Gewassen slijten vroeg, voor mais en gras zijn opbrengsten hoger

Een koud voorjaar gevolgd door een Hollandse zomer bezorgen akkerbouwers een uitdagend groeiseizoen met opbrengsten die veelal lager zijn dan gemiddeld. Vijf akkerbouwbestuurders van LTO duiden voor hun eigen regio's de kenmerken van groeijaar 2021. Die komen neer op incidenteel veel neerslag, weinig zonuren, een hoge ziektedruk en gewassen die na een trage start toch vroeg slijten.
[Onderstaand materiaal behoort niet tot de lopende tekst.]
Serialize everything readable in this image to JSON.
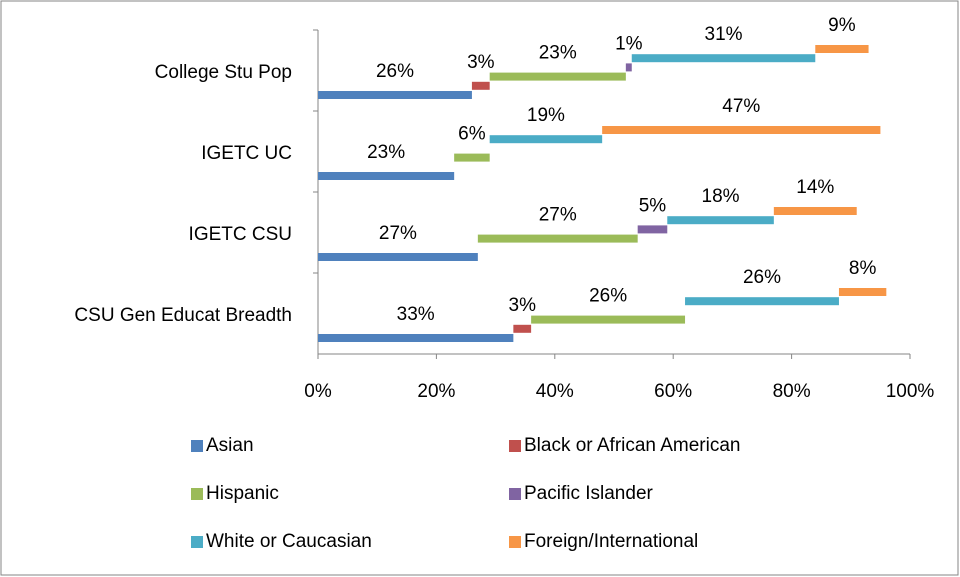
{
  "chart_data": {
    "type": "stacked_bar_horizontal",
    "categories": [
      "College Stu Pop",
      "IGETC UC",
      "IGETC CSU",
      "CSU Gen Educat Breadth"
    ],
    "series": [
      {
        "name": "Asian",
        "color": "#4f81bd",
        "values": [
          26,
          23,
          27,
          33
        ],
        "value_labels": [
          "26%",
          "23%",
          "27%",
          "33%"
        ]
      },
      {
        "name": "Black or African American",
        "color": "#c0504d",
        "values": [
          3,
          null,
          null,
          3
        ],
        "value_labels": [
          "3%",
          null,
          null,
          "3%"
        ]
      },
      {
        "name": "Hispanic",
        "color": "#9bbb59",
        "values": [
          23,
          6,
          27,
          26
        ],
        "value_labels": [
          "23%",
          "6%",
          "27%",
          "26%"
        ]
      },
      {
        "name": "Pacific Islander",
        "color": "#8064a2",
        "values": [
          1,
          null,
          5,
          null
        ],
        "value_labels": [
          "1%",
          null,
          "5%",
          null
        ]
      },
      {
        "name": "White or Caucasian",
        "color": "#4bacc6",
        "values": [
          31,
          19,
          18,
          26
        ],
        "value_labels": [
          "31%",
          "19%",
          "18%",
          "26%"
        ]
      },
      {
        "name": "Foreign/International",
        "color": "#f79646",
        "values": [
          9,
          47,
          14,
          8
        ],
        "value_labels": [
          "9%",
          "47%",
          "14%",
          "8%"
        ]
      }
    ],
    "xlim": [
      0,
      100
    ],
    "xticks": [
      {
        "value": 0,
        "label": "0%"
      },
      {
        "value": 20,
        "label": "20%"
      },
      {
        "value": 40,
        "label": "40%"
      },
      {
        "value": 60,
        "label": "60%"
      },
      {
        "value": 80,
        "label": "80%"
      },
      {
        "value": 100,
        "label": "100%"
      }
    ],
    "legend": "bottom"
  }
}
Gewassen+slijten+vroeg%2C+voor+mais+en+gras+zijn+opbrengsten+hoger
© Twan Wiermans

'Van Markies kan ik normaal tot half oktober het gewas wel groen houden, maar dat lukt dit jaar niet', zegt Hendrik Jan ten Cate over de fritesaardappelen op zijn bedrijf in Poortvliet op het Zeeuwse eiland Tholen. 'De groei valt stil, omdat er door de vele neerslag waarschijnlijk minder stikstof in de bodem zit.'

Ondanks de late seizoenstart gaan de akkerbouwgewassen de laatste drie weken hard achteruit, constateert Ten Cate. 'Er is nauwelijks nagroei in aardappelen en uien.' Over de eerste opbrengsten in het Zuidwesten is hij overigens niet ontevreden. Volgens hem zijn met name de uienopbrengsten beter dan voorgaande jaren, toen de droogte Zeeuwse akkerbouwers flink parten speelde.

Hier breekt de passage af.